Monday, February 17, 2014

After Lights Out

Did you ever read after lights out as a kid? Recently I came across a guest post I did on The Alphabet Soup Blog a little while ago and thought I might share it with you here. Let me know in the comments below if you ever read books or comics after lights out. Mum always threatened to throw away our comics, but never did...
As a child I was a little scared of the dark. It’s not surprising really. You see, after lights out, when Mum and Dad were watching TV in the lounge room, my brother would slither into my room on his stomach and pop his head up next to my bed with a wicked grin. Then, when my face was as pale as the flannelette sheets tucked under my chin, he would point to the top cupboard above my wardrobe doors (a cupboard I was too small to have ever seen inside) and tell me “A witch lives in there”.
After many interruptions to their evening viewing, Mum and Dad replaced a light bulb on the wall above my bed with a red globe. It was warm and soothing and I could easily see my brother’s bottom as it slunk into the room, sticking up in the air like a shark’s fin (enter Jaws music here).

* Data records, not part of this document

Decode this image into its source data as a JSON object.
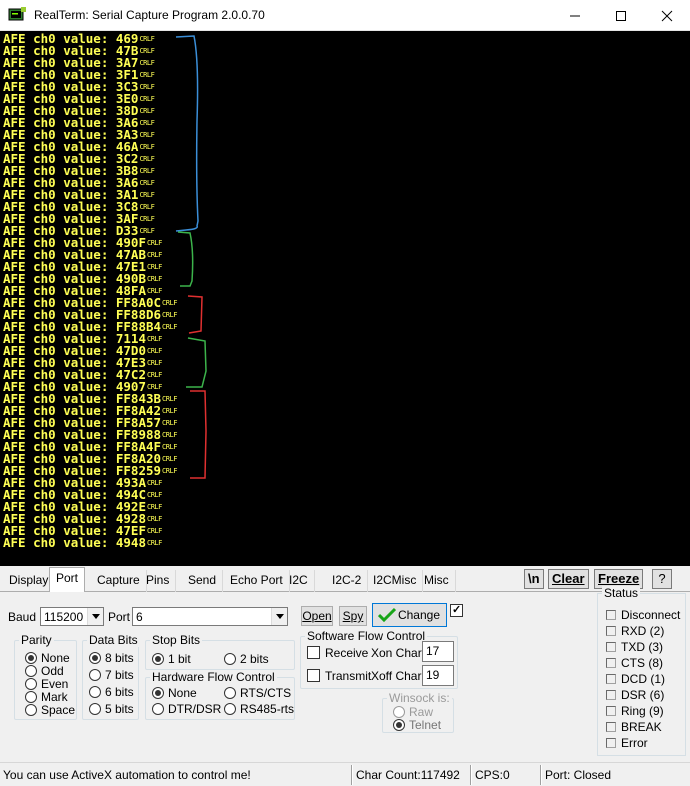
{
  "window": {
    "title": "RealTerm: Serial Capture Program 2.0.0.70",
    "icon": "realterm-app-icon"
  },
  "terminal": {
    "line_prefix": "AFE ch0 value: ",
    "line_ending": "CRLF",
    "text_color": "#ffff55",
    "background": "#000000",
    "values": [
      "469",
      "47B",
      "3A7",
      "3F1",
      "3C3",
      "3E0",
      "38D",
      "3A6",
      "3A3",
      "46A",
      "3C2",
      "3B8",
      "3A6",
      "3A1",
      "3C8",
      "3AF",
      "D33",
      "490F",
      "47AB",
      "47E1",
      "490B",
      "48FA",
      "FF8A0C",
      "FF88D6",
      "FF88B4",
      "7114",
      "47D0",
      "47E3",
      "47C2",
      "4907",
      "FF843B",
      "FF8A42",
      "FF8A57",
      "FF8988",
      "FF8A4F",
      "FF8A20",
      "FF8259",
      "493A",
      "494C",
      "492E",
      "4928",
      "47EF",
      "4948"
    ],
    "bracket_colors": {
      "blue": "#3b8fd9",
      "green": "#3cb44b",
      "red": "#e03030"
    }
  },
  "tabs": [
    "Display",
    "Port",
    "Capture",
    "Pins",
    "Send",
    "Echo Port",
    "I2C",
    "I2C-2",
    "I2CMisc",
    "Misc"
  ],
  "active_tab": "Port",
  "toolbar": {
    "newline_label": "\\n",
    "clear_label": "Clear",
    "freeze_label": "Freeze",
    "help_label": "?"
  },
  "port": {
    "baud_label": "Baud",
    "baud_value": "115200",
    "port_label": "Port",
    "port_value": "6",
    "open_label": "Open",
    "spy_label": "Spy",
    "change_label": "Change",
    "change_checked": true,
    "parity": {
      "title": "Parity",
      "options": [
        "None",
        "Odd",
        "Even",
        "Mark",
        "Space"
      ],
      "selected": "None"
    },
    "databits": {
      "title": "Data Bits",
      "options": [
        "8 bits",
        "7 bits",
        "6 bits",
        "5 bits"
      ],
      "selected": "8 bits"
    },
    "stopbits": {
      "title": "Stop Bits",
      "options": [
        "1 bit",
        "2 bits"
      ],
      "selected": "1 bit"
    },
    "hwflow": {
      "title": "Hardware Flow Control",
      "options": [
        "None",
        "RTS/CTS",
        "DTR/DSR",
        "RS485-rts"
      ],
      "selected": "None"
    },
    "swflow": {
      "title": "Software Flow Control",
      "receive_label": "Receive",
      "transmit_label": "Transmit",
      "xon_label": "Xon Char:",
      "xon_value": "17",
      "xoff_label": "Xoff Char:",
      "xoff_value": "19"
    },
    "winsock": {
      "title": "Winsock is:",
      "options": [
        "Raw",
        "Telnet"
      ],
      "selected": "Telnet"
    }
  },
  "status": {
    "title": "Status",
    "items": [
      "Disconnect",
      "RXD (2)",
      "TXD (3)",
      "CTS (8)",
      "DCD (1)",
      "DSR (6)",
      "Ring (9)",
      "BREAK",
      "Error"
    ]
  },
  "statusbar": {
    "message": "You can use ActiveX automation to control me!",
    "char_count": "Char Count:117492",
    "cps": "CPS:0",
    "port_state": "Port: Closed"
  }
}
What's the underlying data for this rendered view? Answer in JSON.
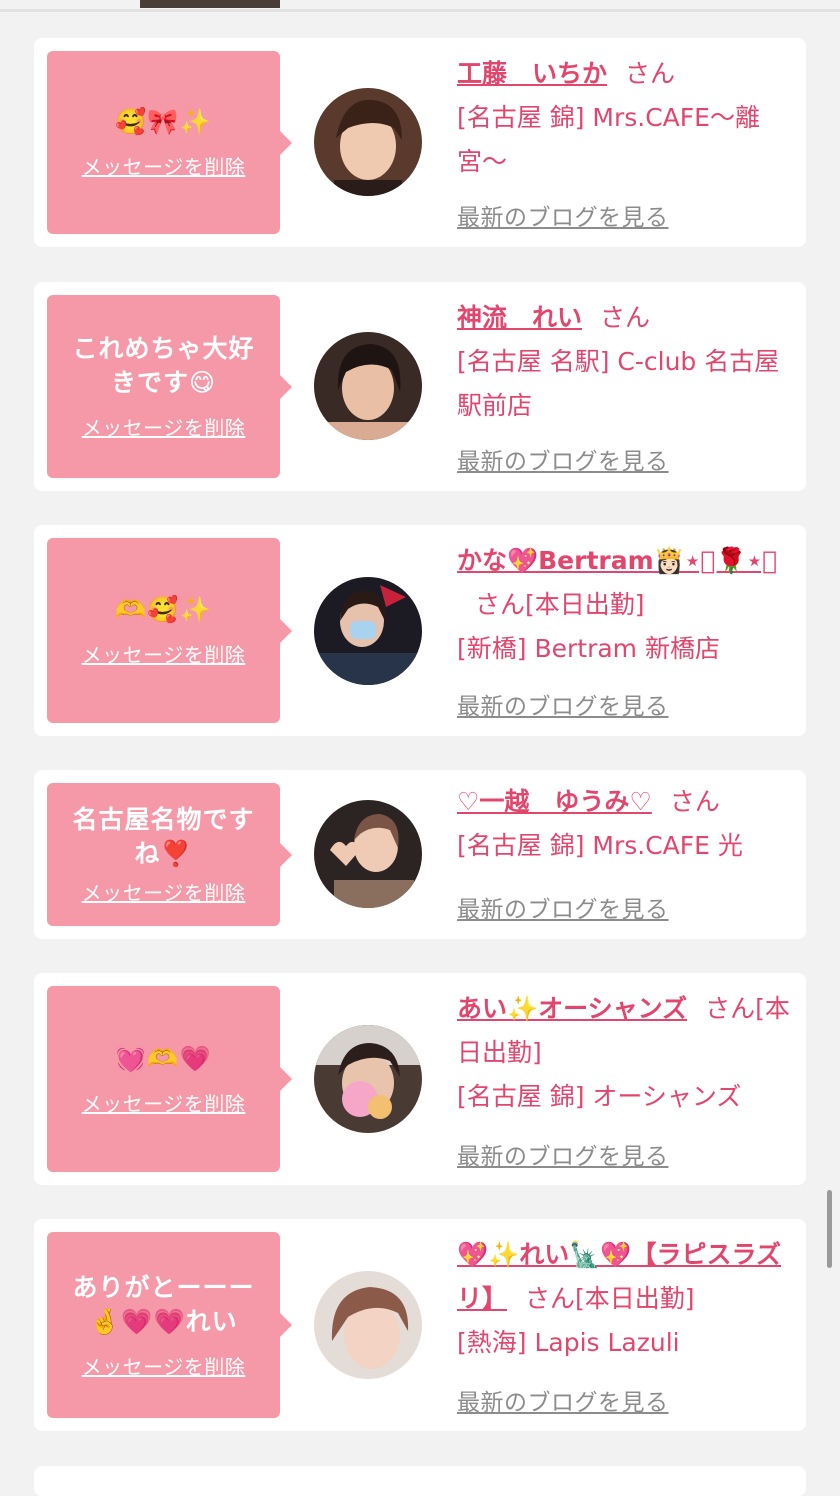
{
  "messages": [
    {
      "bubble_text": "🥰🎀✨",
      "delete_label": "メッセージを削除",
      "name": "工藤　いちか",
      "suffix": "さん",
      "shop": "[名古屋 錦] Mrs.CAFE〜離宮〜",
      "blog_label": "最新のブログを見る"
    },
    {
      "bubble_text": "これめちゃ大好きです😋",
      "delete_label": "メッセージを削除",
      "name": "神流　れい",
      "suffix": "さん",
      "shop": "[名古屋 名駅] C-club 名古屋駅前店",
      "blog_label": "最新のブログを見る"
    },
    {
      "bubble_text": "🫶🥰✨",
      "delete_label": "メッセージを削除",
      "name": "かな💖Bertram👸🏻⋆͛🌹⋆͛",
      "suffix": "さん[本日出勤]",
      "shop": "[新橋] Bertram 新橋店",
      "blog_label": "最新のブログを見る"
    },
    {
      "bubble_text": "名古屋名物ですね❣️",
      "delete_label": "メッセージを削除",
      "name": "♡一越　ゆうみ♡",
      "suffix": "さん",
      "shop": "[名古屋 錦] Mrs.CAFE 光",
      "blog_label": "最新のブログを見る"
    },
    {
      "bubble_text": "💓🫶💗",
      "delete_label": "メッセージを削除",
      "name": "あい✨オーシャンズ",
      "suffix": "さん[本日出勤]",
      "shop": "[名古屋 錦] オーシャンズ",
      "blog_label": "最新のブログを見る"
    },
    {
      "bubble_text": "ありがとーーー🤞💗💗れい",
      "delete_label": "メッセージを削除",
      "name": "💖✨れい🗽💖【ラピスラズリ】",
      "suffix": "さん[本日出勤]",
      "shop": "[熱海] Lapis Lazuli",
      "blog_label": "最新のブログを見る"
    }
  ]
}
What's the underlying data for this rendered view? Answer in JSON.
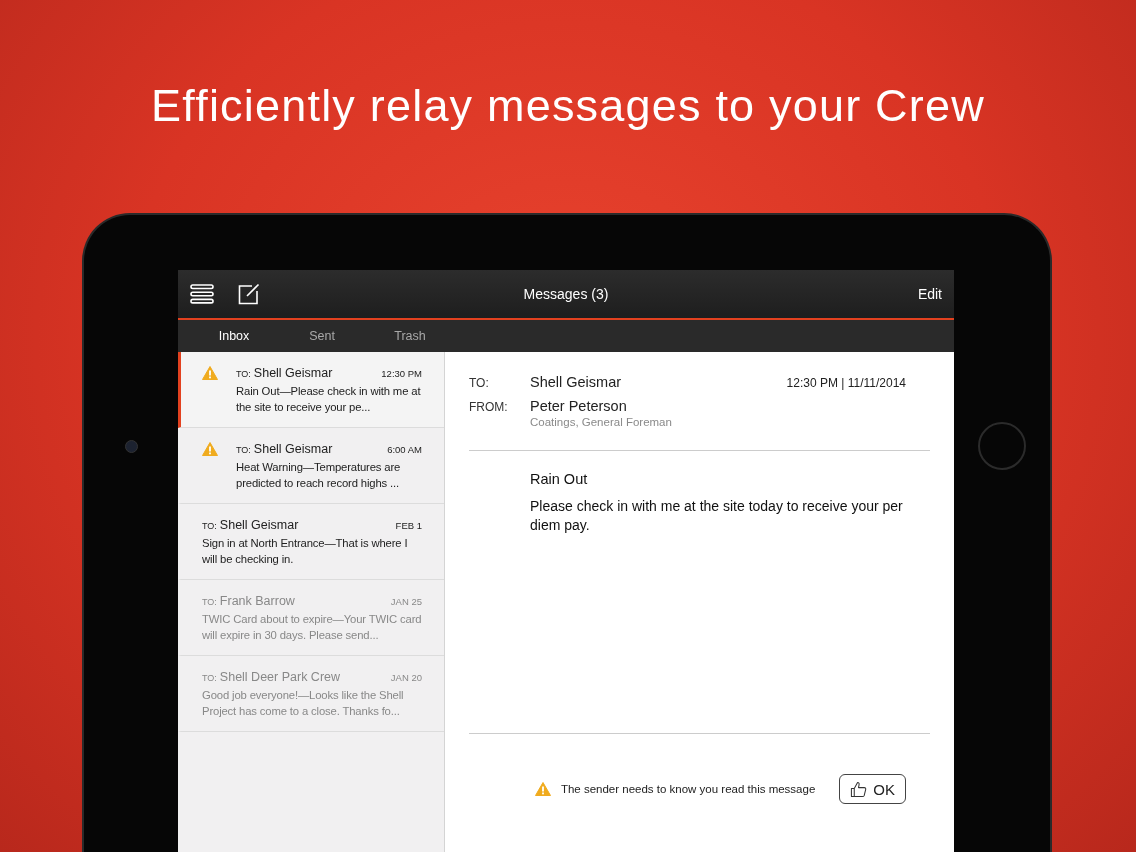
{
  "headline": "Efficiently relay messages to your Crew",
  "toolbar": {
    "title": "Messages (3)",
    "edit": "Edit"
  },
  "tabs": [
    {
      "label": "Inbox",
      "selected": true
    },
    {
      "label": "Sent",
      "selected": false
    },
    {
      "label": "Trash",
      "selected": false
    }
  ],
  "messages": [
    {
      "to_label": "TO:",
      "recipient": "Shell Geismar",
      "time": "12:30 PM",
      "preview": "Rain Out—Please check in with me at the site to receive your pe...",
      "urgent": true,
      "read": false,
      "selected": true
    },
    {
      "to_label": "TO:",
      "recipient": "Shell Geismar",
      "time": "6:00 AM",
      "preview": "Heat Warning—Temperatures are predicted to reach record highs ...",
      "urgent": true,
      "read": false,
      "selected": false
    },
    {
      "to_label": "TO:",
      "recipient": "Shell Geismar",
      "time": "FEB 1",
      "preview": "Sign in at North Entrance—That is where I will be checking in.",
      "urgent": false,
      "read": false,
      "selected": false
    },
    {
      "to_label": "TO:",
      "recipient": "Frank Barrow",
      "time": "JAN 25",
      "preview": "TWIC Card about to expire—Your TWIC card will expire in 30 days. Please send...",
      "urgent": false,
      "read": true,
      "selected": false
    },
    {
      "to_label": "TO:",
      "recipient": "Shell Deer Park Crew",
      "time": "JAN 20",
      "preview": "Good job everyone!—Looks like the Shell Project has come to a close. Thanks fo...",
      "urgent": false,
      "read": true,
      "selected": false
    }
  ],
  "detail": {
    "to_label": "TO:",
    "to": "Shell Geismar",
    "timestamp": "12:30 PM | 11/11/2014",
    "from_label": "FROM:",
    "from": "Peter Peterson",
    "from_role": "Coatings, General Foreman",
    "subject": "Rain Out",
    "body": "Please check in with me at the site today to receive your per diem pay.",
    "notice": "The sender needs to know you read this message",
    "ok": "OK"
  }
}
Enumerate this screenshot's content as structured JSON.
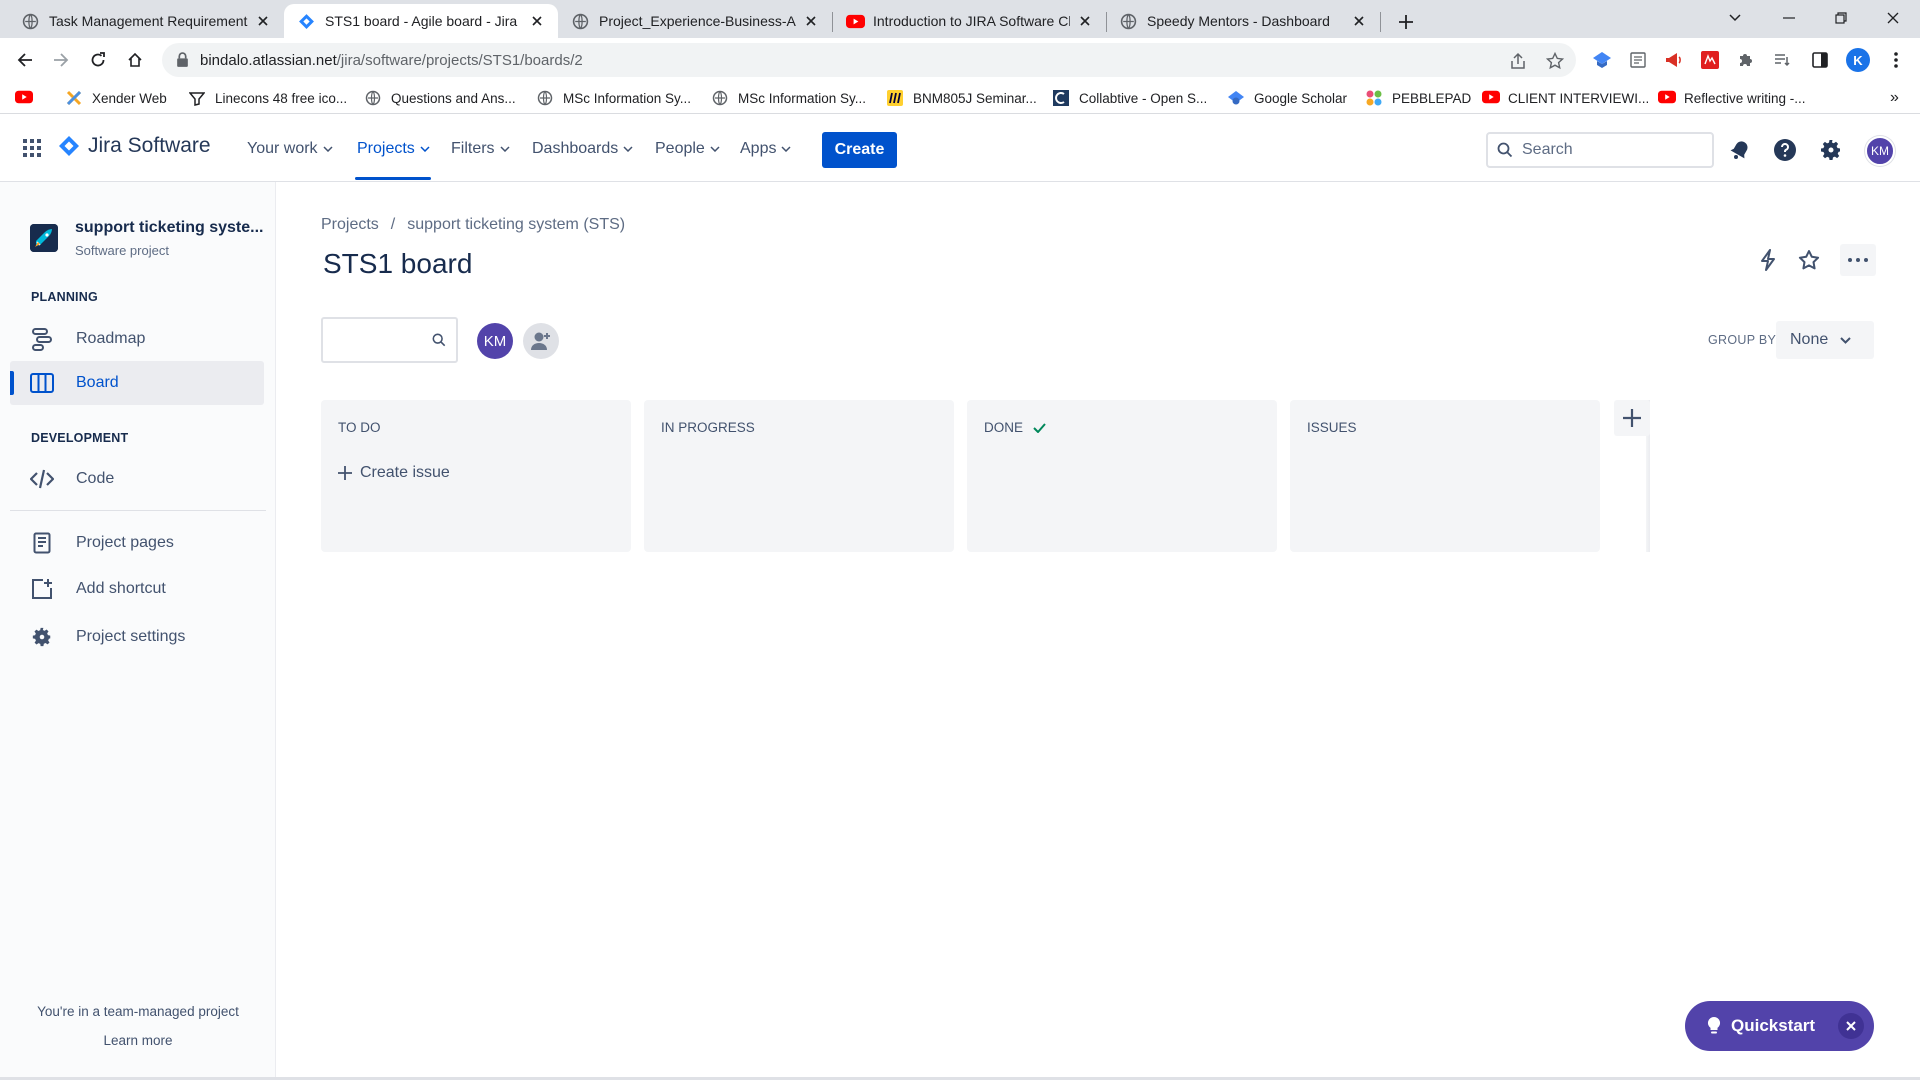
{
  "browser": {
    "tabs": [
      {
        "title": "Task Management Requirement.p",
        "active": false
      },
      {
        "title": "STS1 board - Agile board - Jira",
        "active": true
      },
      {
        "title": "Project_Experience-Business-Ana",
        "active": false
      },
      {
        "title": "Introduction to JIRA Software Cl",
        "active": false
      },
      {
        "title": "Speedy Mentors - Dashboard",
        "active": false
      }
    ],
    "url_host": "bindalo.atlassian.net",
    "url_path": "/jira/software/projects/STS1/boards/2",
    "profile_initial": "K",
    "bookmarks": [
      {
        "label": "",
        "icon": "youtube-icon"
      },
      {
        "label": "Xender Web",
        "icon": "xender-icon"
      },
      {
        "label": "Linecons 48 free ico...",
        "icon": "linecons-icon"
      },
      {
        "label": "Questions and Ans...",
        "icon": "globe-icon"
      },
      {
        "label": "MSc Information Sy...",
        "icon": "globe-icon"
      },
      {
        "label": "MSc Information Sy...",
        "icon": "globe-icon"
      },
      {
        "label": "BNM805J Seminar...",
        "icon": "miro-icon"
      },
      {
        "label": "Collabtive - Open S...",
        "icon": "collabtive-icon"
      },
      {
        "label": "Google Scholar",
        "icon": "scholar-icon"
      },
      {
        "label": "PEBBLEPAD",
        "icon": "pebblepad-icon"
      },
      {
        "label": "CLIENT INTERVIEWI...",
        "icon": "youtube-icon"
      },
      {
        "label": "Reflective writing -...",
        "icon": "youtube-icon"
      }
    ],
    "bookmarks_more": "»"
  },
  "jira": {
    "logo_text": "Jira Software",
    "nav": [
      {
        "label": "Your work"
      },
      {
        "label": "Projects",
        "active": true
      },
      {
        "label": "Filters"
      },
      {
        "label": "Dashboards"
      },
      {
        "label": "People"
      },
      {
        "label": "Apps"
      }
    ],
    "create_label": "Create",
    "search_placeholder": "Search",
    "user_initials": "KM"
  },
  "sidebar": {
    "project_name": "support ticketing syste...",
    "project_type": "Software project",
    "planning_heading": "PLANNING",
    "planning_items": [
      {
        "label": "Roadmap",
        "icon": "roadmap-icon"
      },
      {
        "label": "Board",
        "icon": "board-icon",
        "selected": true
      }
    ],
    "development_heading": "DEVELOPMENT",
    "development_items": [
      {
        "label": "Code",
        "icon": "code-icon"
      }
    ],
    "other_items": [
      {
        "label": "Project pages",
        "icon": "pages-icon"
      },
      {
        "label": "Add shortcut",
        "icon": "add-shortcut-icon"
      },
      {
        "label": "Project settings",
        "icon": "gear-icon"
      }
    ],
    "footer_text": "You're in a team-managed project",
    "footer_link": "Learn more"
  },
  "main": {
    "breadcrumb": [
      "Projects",
      "support ticketing system (STS)"
    ],
    "breadcrumb_sep": "/",
    "title": "STS1 board",
    "filter_avatar": "KM",
    "group_by_label": "GROUP BY",
    "group_by_value": "None",
    "columns": [
      {
        "name": "TO DO",
        "done": false,
        "create_issue": "Create issue"
      },
      {
        "name": "IN PROGRESS",
        "done": false
      },
      {
        "name": "DONE",
        "done": true
      },
      {
        "name": "ISSUES",
        "done": false
      }
    ],
    "quickstart_label": "Quickstart"
  },
  "colors": {
    "brand_blue": "#0052cc",
    "avatar_purple": "#5243aa",
    "text_dark": "#172b4d",
    "text_subtle": "#42526e",
    "column_bg": "#f4f5f7"
  }
}
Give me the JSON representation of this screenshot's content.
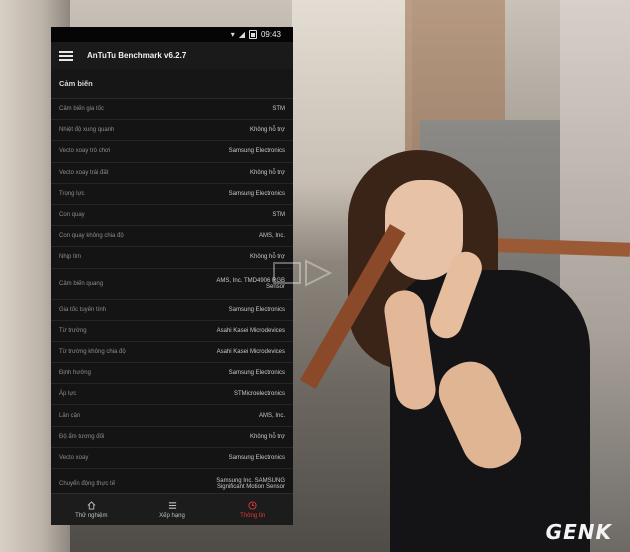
{
  "status_bar": {
    "time": "09:43"
  },
  "app": {
    "title": "AnTuTu Benchmark v6.2.7"
  },
  "section": {
    "title": "Cảm biến"
  },
  "rows": [
    {
      "label": "Cảm biến gia tốc",
      "value": "STM"
    },
    {
      "label": "Nhiệt độ xung quanh",
      "value": "Không hỗ trợ"
    },
    {
      "label": "Vecto xoay trò chơi",
      "value": "Samsung Electronics"
    },
    {
      "label": "Vecto xoay trái đất",
      "value": "Không hỗ trợ"
    },
    {
      "label": "Trọng lực",
      "value": "Samsung Electronics"
    },
    {
      "label": "Con quay",
      "value": "STM"
    },
    {
      "label": "Con quay không chia độ",
      "value": "AMS, Inc."
    },
    {
      "label": "Nhịp tim",
      "value": "Không hỗ trợ"
    },
    {
      "label": "Cảm biến quang",
      "value": "AMS, Inc. TMD4906 RGB Sensor"
    },
    {
      "label": "Gia tốc tuyến tính",
      "value": "Samsung Electronics"
    },
    {
      "label": "Từ trường",
      "value": "Asahi Kasei Microdevices"
    },
    {
      "label": "Từ trường không chia độ",
      "value": "Asahi Kasei Microdevices"
    },
    {
      "label": "Định hướng",
      "value": "Samsung Electronics"
    },
    {
      "label": "Áp lực",
      "value": "STMicroelectronics"
    },
    {
      "label": "Lân cận",
      "value": "AMS, Inc."
    },
    {
      "label": "Độ ẩm tương đối",
      "value": "Không hỗ trợ"
    },
    {
      "label": "Vecto xoay",
      "value": "Samsung Electronics"
    },
    {
      "label": "Chuyển động thực tế",
      "value": "Samsung Inc. SAMSUNG Significant Motion Sensor"
    }
  ],
  "bottom_nav": [
    {
      "label": "Thử nghiệm",
      "icon": "home-icon",
      "active": false
    },
    {
      "label": "Xếp hạng",
      "icon": "list-icon",
      "active": false
    },
    {
      "label": "Thông tin",
      "icon": "clock-icon",
      "active": true
    }
  ],
  "colors": {
    "active": "#e53935",
    "background": "#111111"
  },
  "watermark": {
    "text": "GENK"
  }
}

brother and sister in an apple bin
What the red light globe also allowed me was the pleasure of reading in bed. Every book and comic had a red tinge, but I could read for hours and fall asleep with adventures and words spinning through my head. Mum knew of course. The pile of reading material under my bed must have been a sure giveaway. She warned me I would damage my eyesight and I promised the red light was only there to keep away my fears, not to read.
That was a lie.
I devoured every book in the school library and my cousin’s collection of Enid Blyton’s ‘Famous Five’. A trip to the shops meant a detour to the bookstore, where I purchased the classics: Little Women, Black Beauty, What Katy Did, Heidi, My Friend Flicka and Thunderhead, and read them all by the red light of my room.
A favourite of mine was Betsy in Spite of Herself by Maud Hart Lovelace, the adventures of a young teen in 1907. But my large volume of ‘The Works of Lewis Carroll’ took pride of place on my bookshelf. The illustrations by John Tenniel had me in raptures and one year a friend and I went to a fancy dress party as Tweedledum and Tweedledee.
I never owned a picture book and coveted my cousin’s Green Eggs and Ham. Nowadays if I were caught reading after lights out, it would either be a picture book or a mid grade/YA novel. Adult fiction doesn’t excite me, even though I joined a book club to force myself to read it. It seems the young reader in me is still alive, tucked up in a flannelette sheet, reading under a red light.